Depois dos acordos de leniência, a Petrobras readmitiu as empresas nas licitações, mas a
reintegração foi caso a caso. Entre os critérios para que uma companhia se habilite nos
certames da estatal, está a garantia de que a administração não tenha executivos
envolvidos em escândalos, além da existência de um conselho de administração
independente.

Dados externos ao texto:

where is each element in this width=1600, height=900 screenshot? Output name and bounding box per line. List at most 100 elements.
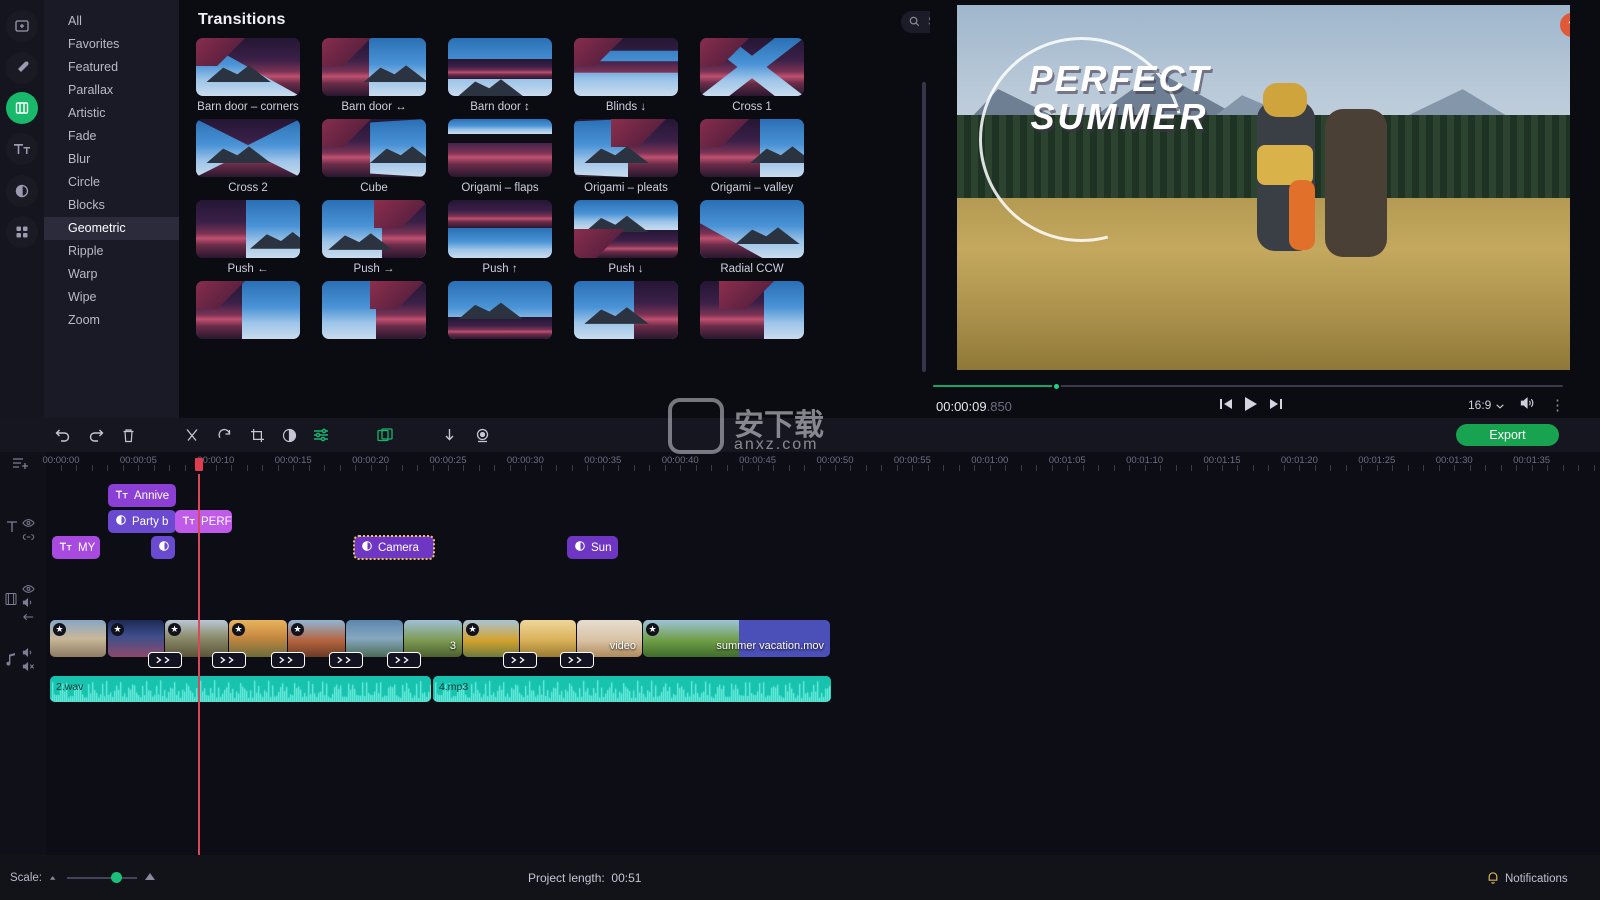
transition-item[interactable]: Barn door – corners: [196, 38, 322, 113]
timeline-transition-badge[interactable]: [503, 652, 537, 668]
category-item-favorites[interactable]: Favorites: [44, 33, 179, 56]
next-frame-icon[interactable]: [1269, 398, 1282, 413]
transition-item[interactable]: Cross 2: [196, 119, 322, 194]
video-track-visibility-toggle[interactable]: [22, 582, 35, 597]
color-adjust-button[interactable]: [278, 424, 300, 446]
timeline-video-clip[interactable]: ★ summer vacation.mov: [643, 620, 830, 657]
timeline-audio-clip[interactable]: 2.wav: [50, 676, 431, 702]
rail-item-transitions[interactable]: [6, 92, 38, 124]
audio-track-mute-toggle[interactable]: [22, 660, 35, 675]
transition-item[interactable]: [448, 281, 574, 339]
transition-item[interactable]: Cube: [322, 119, 448, 194]
clip-favorite-badge[interactable]: ★: [53, 623, 66, 636]
timeline-title-clip[interactable]: Sun: [567, 536, 618, 559]
category-item-featured[interactable]: Featured: [44, 56, 179, 79]
category-item-zoom[interactable]: Zoom: [44, 309, 179, 332]
clip-favorite-badge[interactable]: ★: [646, 623, 659, 636]
timeline-transition-badge[interactable]: [387, 652, 421, 668]
transition-item[interactable]: [196, 281, 322, 339]
scale-slider[interactable]: [66, 871, 137, 883]
timeline-transition-badge[interactable]: [212, 652, 246, 668]
volume-icon[interactable]: [1520, 396, 1535, 413]
preview-seek-bar[interactable]: [933, 382, 1563, 391]
add-track-button[interactable]: [12, 456, 30, 475]
crop-button[interactable]: [246, 424, 268, 446]
title-track-visibility-toggle[interactable]: [22, 516, 35, 531]
rail-item-import-media[interactable]: [6, 10, 38, 42]
timeline-title-clip[interactable]: [151, 536, 175, 559]
category-item-blur[interactable]: Blur: [44, 148, 179, 171]
transition-item[interactable]: Origami – valley: [700, 119, 826, 194]
video-track-collapse-toggle[interactable]: [22, 610, 35, 625]
clip-favorite-badge[interactable]: ★: [291, 623, 304, 636]
zoom-out-icon[interactable]: [49, 872, 60, 884]
video-preview[interactable]: PERFECT SUMMER ?: [957, 5, 1570, 370]
screen-record-button[interactable]: [471, 424, 493, 446]
category-item-all[interactable]: All: [44, 10, 179, 33]
timeline-title-clip[interactable]: PERFE: [175, 510, 232, 533]
timeline-title-clip[interactable]: Camera: [353, 535, 435, 560]
rail-item-effects[interactable]: [6, 52, 38, 84]
transition-item[interactable]: Push ↓: [574, 200, 700, 275]
clip-favorite-badge[interactable]: ★: [466, 623, 479, 636]
transition-item[interactable]: Cross 1: [700, 38, 826, 113]
undo-button[interactable]: [52, 424, 74, 446]
transition-item[interactable]: Origami – pleats: [574, 119, 700, 194]
clip-favorite-badge[interactable]: ★: [168, 623, 181, 636]
transition-item[interactable]: Origami – flaps: [448, 119, 574, 194]
title-track-link-toggle[interactable]: [22, 530, 35, 545]
category-item-blocks[interactable]: Blocks: [44, 194, 179, 217]
transition-item[interactable]: Barn door ↔: [322, 38, 448, 113]
timeline-video-clip[interactable]: ★: [50, 620, 106, 657]
video-track-mute-toggle[interactable]: [22, 596, 35, 611]
category-item-warp[interactable]: Warp: [44, 263, 179, 286]
audio-track-volume-toggle[interactable]: [22, 646, 35, 661]
prev-frame-icon[interactable]: [1220, 398, 1233, 413]
timeline-ruler[interactable]: 00:00:00 00:00:05 00:00:10 00:00:15 00:00:20…: [43, 452, 1600, 474]
export-button[interactable]: Export: [1456, 424, 1559, 446]
transition-item[interactable]: [574, 281, 700, 339]
play-icon[interactable]: [1244, 396, 1258, 415]
rail-item-stickers[interactable]: [6, 216, 38, 248]
montage-wizard-button[interactable]: [374, 424, 396, 446]
transition-item[interactable]: Barn door ↕: [448, 38, 574, 113]
transition-item[interactable]: Push ←: [196, 200, 322, 275]
playhead[interactable]: [195, 458, 203, 900]
zoom-in-icon[interactable]: [144, 871, 158, 884]
transition-item[interactable]: Radial CCW: [700, 200, 826, 275]
scale-slider-handle[interactable]: [110, 871, 122, 883]
transition-item[interactable]: [322, 281, 448, 339]
aspect-ratio-selector[interactable]: 16:9: [1468, 398, 1505, 412]
timeline-transition-badge[interactable]: [560, 652, 594, 668]
category-item-ripple[interactable]: Ripple: [44, 240, 179, 263]
rail-item-filters[interactable]: [6, 175, 38, 207]
transition-item[interactable]: Push ↑: [448, 200, 574, 275]
rail-item-titles[interactable]: [6, 133, 38, 165]
more-vertical-icon[interactable]: ⋮: [1550, 396, 1565, 414]
category-item-fade[interactable]: Fade: [44, 125, 179, 148]
notifications-button[interactable]: Notifications: [1487, 871, 1568, 887]
timeline-title-clip[interactable]: Party b: [108, 510, 176, 533]
clip-favorite-badge[interactable]: ★: [232, 623, 245, 636]
timeline-transition-badge[interactable]: [148, 652, 182, 668]
timeline-title-clip[interactable]: MY: [52, 536, 100, 559]
delete-button[interactable]: [117, 424, 139, 446]
rotate-button[interactable]: [213, 424, 235, 446]
category-item-circle[interactable]: Circle: [44, 171, 179, 194]
seek-handle[interactable]: [1052, 382, 1061, 391]
record-audio-button[interactable]: [438, 424, 460, 446]
split-button[interactable]: [181, 424, 203, 446]
category-item-artistic[interactable]: Artistic: [44, 102, 179, 125]
category-item-parallax[interactable]: Parallax: [44, 79, 179, 102]
transition-item[interactable]: Blinds ↓: [574, 38, 700, 113]
timeline-title-clip[interactable]: Annive: [108, 484, 176, 507]
timeline-audio-clip[interactable]: 4.mp3: [433, 676, 831, 702]
browser-scrollbar[interactable]: [922, 82, 926, 372]
timeline-transition-badge[interactable]: [271, 652, 305, 668]
redo-button[interactable]: [85, 424, 107, 446]
transition-item[interactable]: Push →: [322, 200, 448, 275]
category-item-wipe[interactable]: Wipe: [44, 286, 179, 309]
properties-button[interactable]: [310, 424, 332, 446]
category-item-geometric[interactable]: Geometric: [44, 217, 179, 240]
clip-favorite-badge[interactable]: ★: [111, 623, 124, 636]
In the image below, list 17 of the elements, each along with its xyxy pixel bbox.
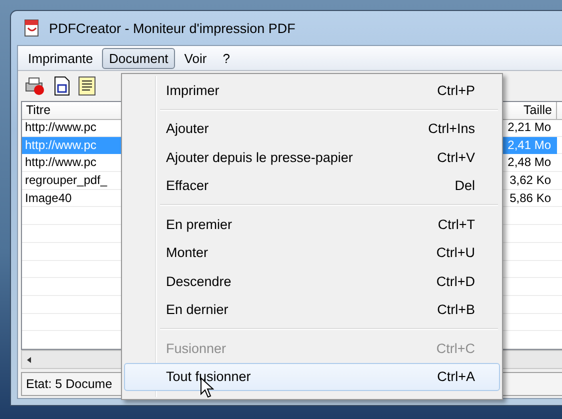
menu-option[interactable]: Imprimer Ctrl+P (124, 76, 500, 104)
printer-icon[interactable] (24, 76, 46, 96)
menu-option[interactable]: Tout fusionner Ctrl+A (124, 362, 500, 391)
menu-option[interactable]: Descendre Ctrl+D (124, 267, 500, 296)
menu-item[interactable]: Document (102, 48, 176, 68)
menu-option[interactable]: En dernier Ctrl+B (124, 296, 500, 324)
menu-option[interactable]: Monter Ctrl+U (124, 238, 500, 267)
menu-option[interactable]: Effacer Del (124, 172, 500, 200)
text-document-icon[interactable] (78, 76, 96, 96)
window-title: PDFCreator - Moniteur d'impression PDF (49, 20, 296, 36)
menu-item[interactable]: ? (216, 48, 237, 68)
menu-option[interactable]: En premier Ctrl+T (124, 210, 500, 238)
menu-item[interactable]: Voir (177, 48, 214, 68)
menu-item[interactable]: Imprimante (21, 48, 100, 68)
pdf-icon (23, 19, 41, 37)
status-text: Etat: 5 Docume (26, 377, 112, 391)
document-icon[interactable] (54, 76, 70, 96)
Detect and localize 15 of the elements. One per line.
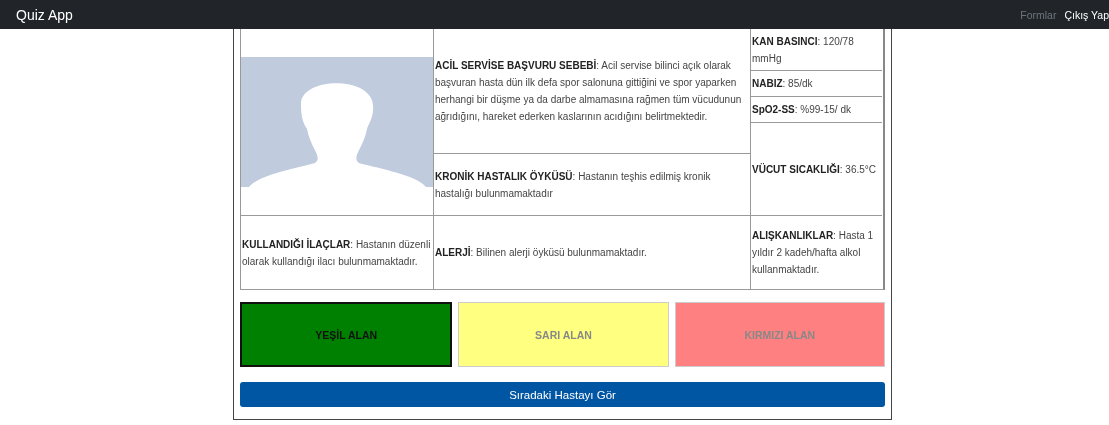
vital-sign-text: KAN BASINCI: 120/78 mmHg xyxy=(751,34,855,66)
vital-sign-text: NABIZ: 85/dk xyxy=(751,70,882,96)
next-patient-button[interactable]: Sıradaki Hastayı Gör xyxy=(240,382,885,407)
avatar-silhouette-icon xyxy=(241,57,434,187)
habits-text: ALIŞKANLIKLAR: Hasta 1 yıldır 2 kadeh/hafta alkol kullanmaktadır. xyxy=(750,215,882,289)
chronic-disease-text: KRONİK HASTALIK ÖYKÜSÜ: Hastanın teşhis edilmiş kronik hastalığı bulunmamaktadır xyxy=(434,153,750,215)
complaint-text: ACİL SERVİSE BAŞVURU SEBEBİ: Acil servise bilinci açık olarak başvuran hasta dün ilk defa spor salonuna gittiğini ve spor yaparken herhangi bir düşme ya da darbe almamasına rağmen tüm vücudunun ağrıdığını, hareket ederken kaslarının acıdığını belirtmektedir. xyxy=(434,58,743,124)
medications-text: KULLANDIĞI İLAÇLAR: Hastanın düzenli olarak kullandığı ilacı bulunmamaktadır. xyxy=(240,215,433,289)
allergy-text: ALERJİ: Bilinen alerji öyküsü bulunmamaktadır. xyxy=(433,215,750,289)
vital-sign-text: VÜCUT SICAKLIĞI: 36.5°C xyxy=(751,122,882,215)
app-brand[interactable]: Quiz App xyxy=(16,6,1013,23)
triage-button[interactable]: YEŞİL ALAN xyxy=(240,302,453,367)
triage-button[interactable]: SARI ALAN xyxy=(458,302,669,367)
vital-sign-text: SpO2-SS: %99-15/ dk xyxy=(751,96,882,122)
nav-link[interactable]: Çıkış Yap xyxy=(1064,8,1109,21)
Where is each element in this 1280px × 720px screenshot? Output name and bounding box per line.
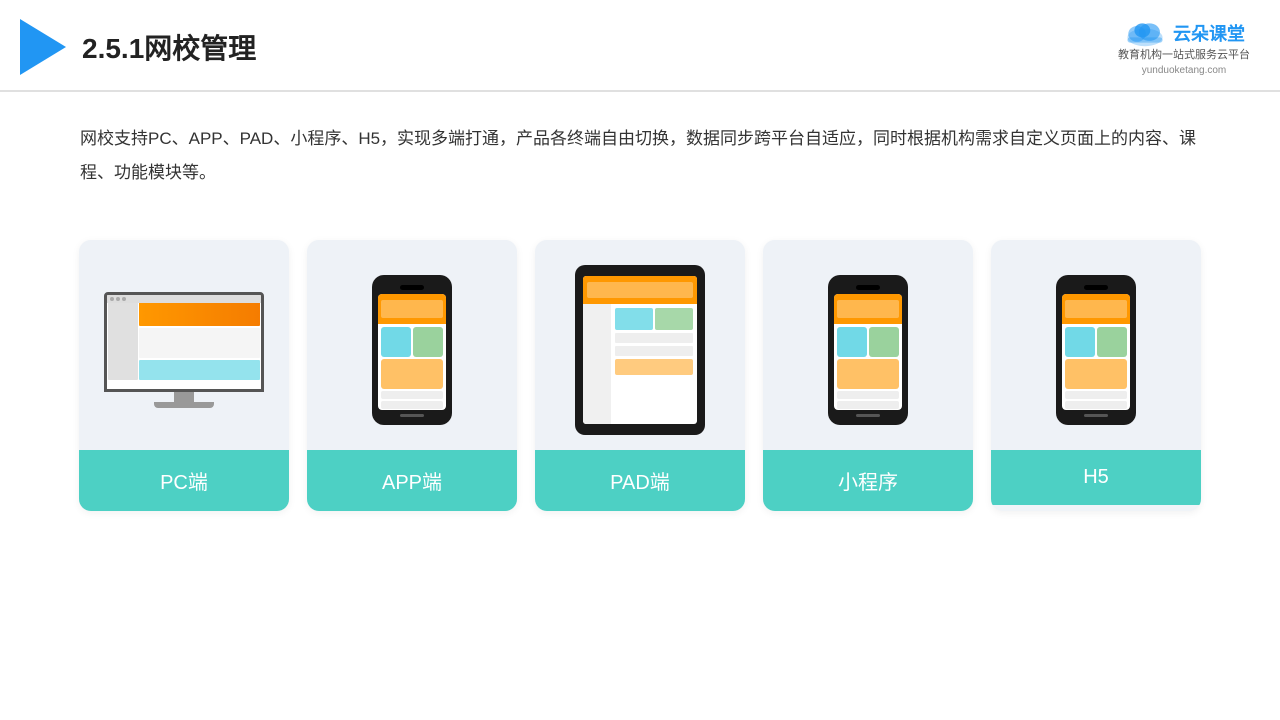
phone-notch-h5 (1084, 285, 1108, 290)
phone-body-mini (828, 275, 908, 425)
platform-cards: PC端 (0, 210, 1280, 541)
phone-home-mini (856, 414, 880, 418)
card-app: APP端 (307, 240, 517, 511)
phone-body-h5 (1056, 275, 1136, 425)
page-title: 2.5.1网校管理 (82, 27, 256, 67)
tablet-mockup (575, 265, 705, 435)
card-pad: PAD端 (535, 240, 745, 511)
header: 2.5.1网校管理 云朵课堂 教育机构一站式服务云平台 yunduoketang… (0, 0, 1280, 92)
pc-neck (174, 392, 194, 402)
card-app-label: APP端 (307, 450, 517, 511)
card-pc: PC端 (79, 240, 289, 511)
card-miniprogram-label: 小程序 (763, 450, 973, 511)
phone-home (400, 414, 424, 418)
header-right: 云朵课堂 教育机构一站式服务云平台 yunduoketang.com (1118, 18, 1250, 76)
phone-mockup-mini (828, 275, 908, 425)
brand-subtitle: 教育机构一站式服务云平台 (1118, 48, 1250, 63)
phone-notch-mini (856, 285, 880, 290)
brand-name: 云朵课堂 (1173, 20, 1245, 46)
card-app-image (307, 240, 517, 450)
card-pad-image (535, 240, 745, 450)
pc-base (154, 402, 214, 408)
phone-screen (378, 294, 446, 409)
card-miniprogram-image (763, 240, 973, 450)
brand-url: yunduoketang.com (1142, 65, 1227, 76)
brand-logo: 云朵课堂 (1123, 18, 1245, 48)
card-pad-label: PAD端 (535, 450, 745, 511)
description-text: 网校支持PC、APP、PAD、小程序、H5，实现多端打通，产品各终端自由切换，数… (0, 92, 1280, 200)
tablet-screen (583, 276, 697, 424)
phone-screen-h5 (1062, 294, 1130, 409)
phone-home-h5 (1084, 414, 1108, 418)
phone-screen-mini (834, 294, 902, 409)
card-pc-label: PC端 (79, 450, 289, 511)
phone-mockup-app (372, 275, 452, 425)
pc-mockup (104, 292, 264, 408)
header-left: 2.5.1网校管理 (20, 19, 256, 75)
tablet-body (575, 265, 705, 435)
cloud-icon (1123, 18, 1167, 48)
pc-screen (104, 292, 264, 392)
card-h5-label: H5 (991, 450, 1201, 505)
phone-mockup-h5 (1056, 275, 1136, 425)
card-h5: H5 (991, 240, 1201, 511)
phone-notch (400, 285, 424, 290)
logo-triangle-icon (20, 19, 66, 75)
card-h5-image (991, 240, 1201, 450)
phone-body (372, 275, 452, 425)
card-miniprogram: 小程序 (763, 240, 973, 511)
card-pc-image (79, 240, 289, 450)
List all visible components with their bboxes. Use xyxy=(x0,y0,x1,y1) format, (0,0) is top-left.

O desenvolvimento de áreas de governança é um dos fatores que
permitiram às empresas de bens e serviços voltar à base de fornecedoras da Petrobras.

A advogada da área de compliance do Souto Correa, Emilia Malacarne, afirma que o


propósito de um programa de conformidade é a prevenção e detecção de fraudes, atos
ilícitos e irregularidades, além de remediar um problema, quando detectado. Ela ressalta
que é importante que a empresa aplique essas políticas nas atividades cotidianas:
“Compliance é uma mudança de cultura, feita através de mecanismos. Mas é preciso que a
empresa mostre, no dia a dia, que esses valores têm efeito prático.”